Wildhorse Window

Wildhorse Window is a bushwhacking trail to a beautiful skylight arch near Goblin Valley State Park. This hike requires some cross-country hiking, so it may not be right for young families, but our 5 year-old really enjoyed it.

There was another family hiking Wildhorse Window, so we got a rare family photo.

Hike Info

  • Rating: Moderate because of uphill climb and no official trail.
  • Distance: 2.0 miles roundtrip
  • Elevation Gain: 500 feet
  • Fees: None
  • Tips: Hike in morning or evening to avoid the heat.

Wildhorse Window is very unique. It is a large hollowed out grotto in the mountainside. When you stand in the grotto and look up, a perfect skylight is carved out of the rock. It is an amazing feature, and is sometimes called the Eye of Sinbad because it looks like an eye.

Do you think it looks like an eye?

There is no maintained trail to Wildhorse Window, but we didn’t have any problem getting there. That’s because you can see it from the road, and all you have to do is head straight for it. The trailhead is located on the road to Goblin Valley. Below are very specific directions.

You can see the grotto from the parking area.

Take the trail that leads downhill to the wash. You can follow this trail until it hits the slickrock. There is one tricky section as you climb down, but nothing too difficult. There is about a three foot drop where we helped each other down. When the trail ends, you’ll have to pick your way across the slickrock. There are no cairns to follow, but the cave was in sight most of the way, and we climbed straight toward it.

There is a trail to follow across the dirt, but once you hit the slick rock, you will need to blaze your own trail.
It is an uphill climb to the cave, so small children are not recommended on this hike.
Try to keep the Wildhorse Window in sight. There are times it drops out of sight, but head toward it as much as you can.

Eventually, we came to a sandy draw that we were able to follow right to the mouth of the grotto. Hike in the sand toward the cave. We wanted to avoid walking in the sand, but either side on the slick rock proved more difficult, so we recommend hiking in the sand toward the saddle below the cave.

You will come to an area with sand between two slick rock hills. Take the sandy trail.

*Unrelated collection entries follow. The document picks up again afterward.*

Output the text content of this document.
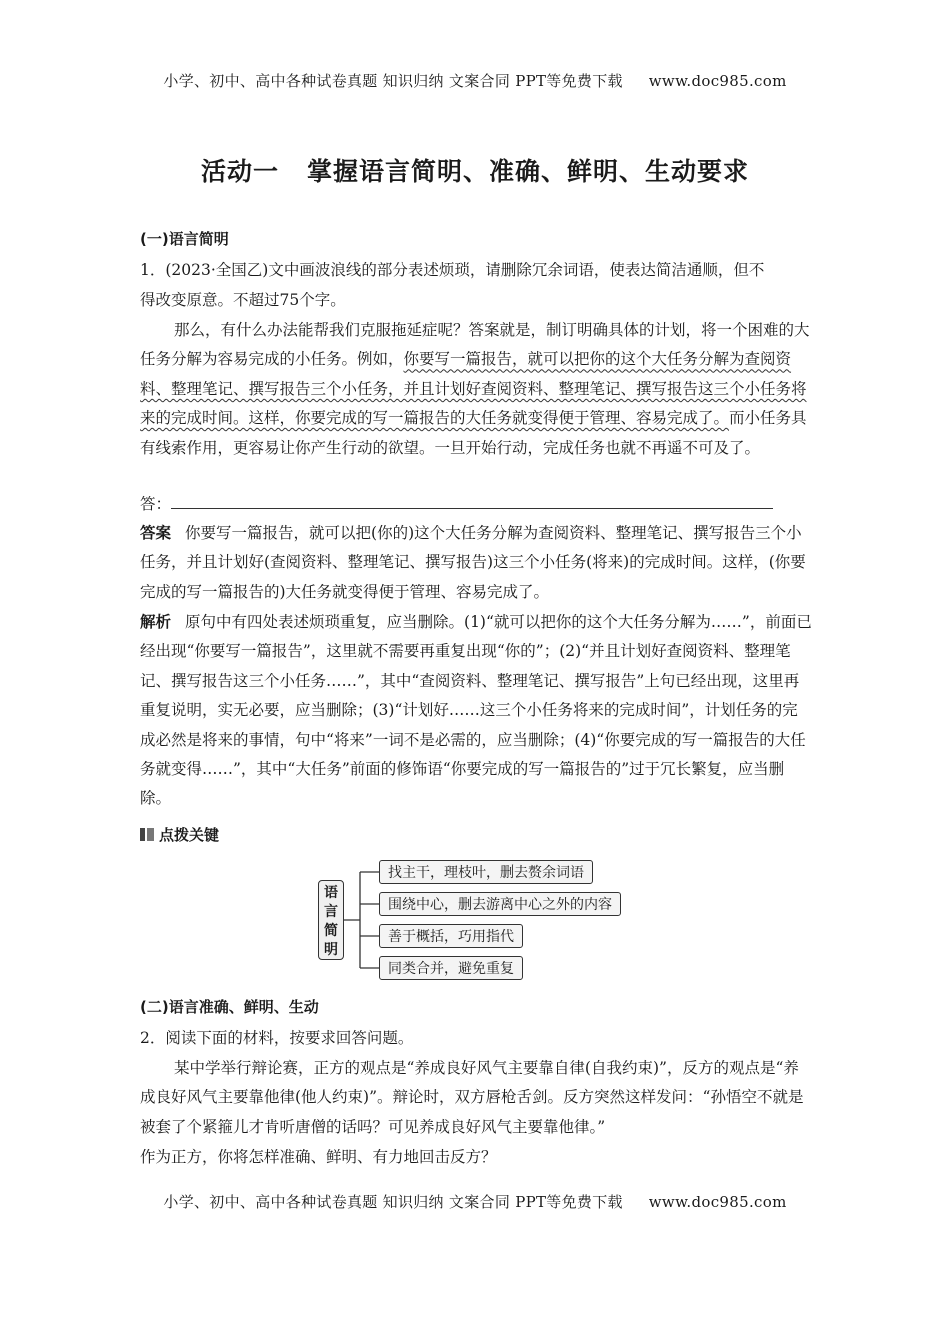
小学、初中、高中各种试卷真题 知识归纳 文案合同 PPT等免费下载 www.doc985.com
活动一 掌握语言简明、准确、鲜明、生动要求
(一)语言简明
1．(2023·全国乙)文中画波浪线的部分表述烦琐，请删除冗余词语，使表达简洁通顺，但不
得改变原意。不超过75个字。
那么，有什么办法能帮我们克服拖延症呢？答案就是，制订明确具体的计划，将一个困难的大任务分解为容易完成的小任务。例如，你要写一篇报告，就可以把你的这个大任务分解为查阅资料、整理笔记、撰写报告三个小任务，并且计划好查阅资料、整理笔记、撰写报告这三个小任务将来的完成时间。这样，你要完成的写一篇报告的大任务就变得便于管理、容易完成了。而小任务具有线索作用，更容易让你产生行动的欲望。一旦开始行动，完成任务也就不再遥不可及了。
答：
答案 你要写一篇报告，就可以把(你的)这个大任务分解为查阅资料、整理笔记、撰写报告三个小任务，并且计划好(查阅资料、整理笔记、撰写报告)这三个小任务(将来)的完成时间。这样，(你要完成的写一篇报告的)大任务就变得便于管理、容易完成了。
解析 原句中有四处表述烦琐重复，应当删除。(1)“就可以把你的这个大任务分解为……”，前面已经出现“你要写一篇报告”，这里就不需要再重复出现“你的”；(2)“并且计划好查阅资料、整理笔记、撰写报告这三个小任务……”，其中“查阅资料、整理笔记、撰写报告”上句已经出现，这里再重复说明，实无必要，应当删除；(3)“计划好……这三个小任务将来的完成时间”，计划任务的完成必然是将来的事情，句中“将来”一词不是必需的，应当删除；(4)“你要完成的写一篇报告的大任务就变得……”，其中“大任务”前面的修饰语“你要完成的写一篇报告的”过于冗长繁复，应当删除。
点拨关键
语
言
简
明
找主干，理枝叶，删去赘余词语
围绕中心，删去游离中心之外的内容
善于概括，巧用指代
同类合并，避免重复
(二)语言准确、鲜明、生动
2．阅读下面的材料，按要求回答问题。
某中学举行辩论赛，正方的观点是“养成良好风气主要靠自律(自我约束)”，反方的观点是“养成良好风气主要靠他律(他人约束)”。辩论时，双方唇枪舌剑。反方突然这样发问：“孙悟空不就是被套了个紧箍儿才肯听唐僧的话吗？可见养成良好风气主要靠他律。”
作为正方，你将怎样准确、鲜明、有力地回击反方？
小学、初中、高中各种试卷真题 知识归纳 文案合同 PPT等免费下载 www.doc985.com
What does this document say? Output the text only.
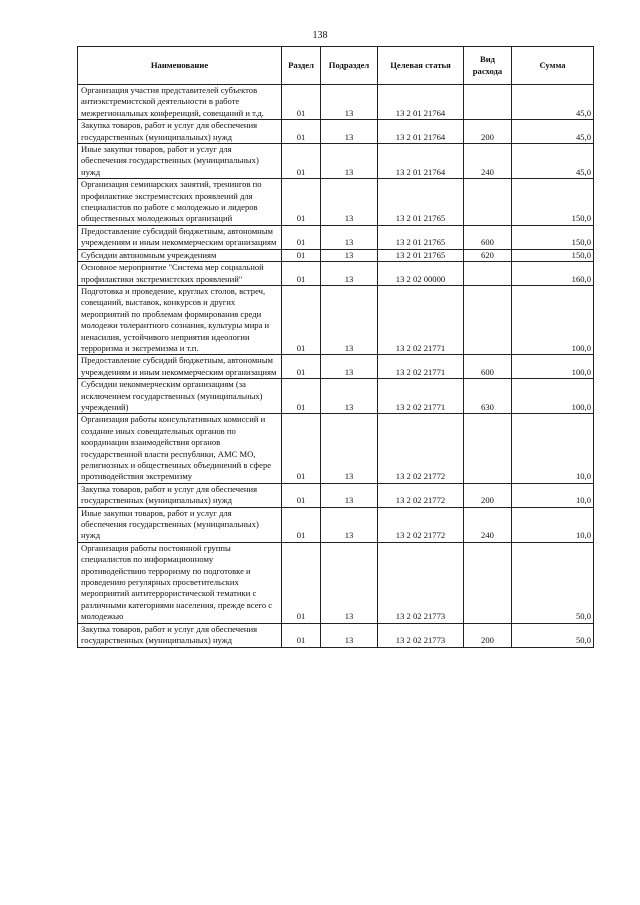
138
Наименование	Раздел	Подраздел	Целевая статья	Вид расхода	Сумма
Организация участия представителей субъектов антиэкстремистской деятельности в работе межрегиональных конференций, совещаний и т.д.	01	13	13 2 01 21764		45,0
Закупка товаров, работ и услуг для обеспечения государственных (муниципальных) нужд	01	13	13 2 01 21764	200	45,0
Иные закупки товаров, работ и услуг для обеспечения государственных (муниципальных) нужд	01	13	13 2 01 21764	240	45,0
Организация семинарских занятий, тренингов по профилактике экстремистских проявлений для специалистов по работе с молодежью и лидеров общественных молодежных организаций	01	13	13 2 01 21765		150,0
Предоставление субсидий бюджетным, автономным учреждениям и иным некоммерческим организациям	01	13	13 2 01 21765	600	150,0
Субсидии автономным учреждениям	01	13	13 2 01 21765	620	150,0
Основное мероприятие "Система мер социальной профилактики экстремистских проявлений"	01	13	13 2 02 00000		160,0
Подготовка и проведение, круглых столов, встреч, совещаний, выставок, конкурсов и других мероприятий по проблемам формирования среди молодежи толерантного сознания, культуры мира и ненасилия, устойчивого неприятия идеологии терроризма и экстремизма и т.п.	01	13	13 2 02 21771		100,0
Предоставление субсидий бюджетным, автономным учреждениям и иным некоммерческим организациям	01	13	13 2 02 21771	600	100,0
Субсидии некоммерческим организациям (за исключением государственных (муниципальных) учреждений)	01	13	13 2 02 21771	630	100,0
Организация работы консультативных комиссий и создание иных совещательных органов по координации взаимодействия органов государственной власти республики, ΑΜС ΜΟ, религиозных и общественных объединений в сфере противодействия экстремизму	01	13	13 2 02 21772		10,0
Закупка товаров, работ и услуг для обеспечения государственных (муниципальных) нужд	01	13	13 2 02 21772	200	10,0
Иные закупки товаров, работ и услуг для обеспечения государственных (муниципальных) нужд	01	13	13 2 02 21772	240	10,0
Организация работы постоянной группы специалистов по информационному противодействию терроризму по подготовке и проведению регулярных просветительских мероприятий антитеррористической тематики с различными категориями населения, прежде всего с молодежью	01	13	13 2 02 21773		50,0
Закупка товаров, работ и услуг для обеспечения государственных (муниципальных) нужд	01	13	13 2 02 21773	200	50,0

It is hot and there is no shade on this hike, but don’t worry about getting lost. You can see your car nearly the whole time. Also, if you watch the rock wall right near the mouth of the grotto (maybe 100 yards down the sandy draw), you’ll see some beautiful petroglyphs. There was a hand, four sheep, a man, and a small dog. These petroglyphs looked authentic.

As you near the end of the sandy trail, just to the right are some petroglyphs.
Here is a close-up of the petroglyphs.

As we climbed into the grotto, we were in awe. The massive arch above took our breath away. We noticed some more petroglyphs on the right hand wall, but upon closer examination, most, if not all, of them seemed fake. There are also carvings in the rock. Some dated back to the 1950s.

The grotto is amazing!
You can walk right in and you will see the petroglyphs on the wall.
It is nice and shady inside the grotto, so enjoy a nice break before heading back to the car.

One thing we worry about here at Utah’s Adventure Family is leading people to wonderful places like this, only to see them destroyed. If you make this hike, please, please, please, leave the sandstone alone. More scars on it don’t improve it, and you’re just leaving your name for us to pass judgement on. When dealing with nature, it is best to leave things as you find them. (Sorry about the soapbox).

We think that Wildhorse Window is an awesome hike.
It is very difficult to climb into the other side of the grotto. The boys mostly slid/fell on the way back down. We do not recommend climbing here.

Try Wildhorse Window if you’re ready for something different and a little bit more solitary than the crowd at Little Wildhorse Canyon!


Turn off Highway 24 as if you were going to Goblin Valley. Continue west following the signs to Goblin Valley. After a few miles, there is a left hand turn to Goblin Valley. Make the turn, but don’t go fast. Just a third of a mile down this road, there is a turnoff onto a dirt road (it is actually the third turnoff to the right). As you turn, look up at the slickrock face and you should see the large gaping grotto. It looks like a cave. Follow this smooth dirt road for a very short way (less than half a mile) until it widens with pullouts on either side. There is an obvious trail leading steeply down the hill.

Tips for Families

  • Wear sunscreen and hats.
  • Take lots of water. You will be hot as you hike on the open slick rock.
  • Hike in the morning or evening to avoid the hottest parts of the day. Or visit in Spring or Fall when it’s not as warm.
  • Take your time. Let your kids take breaks. This is a steep climb. And the downhill hike will go quickly.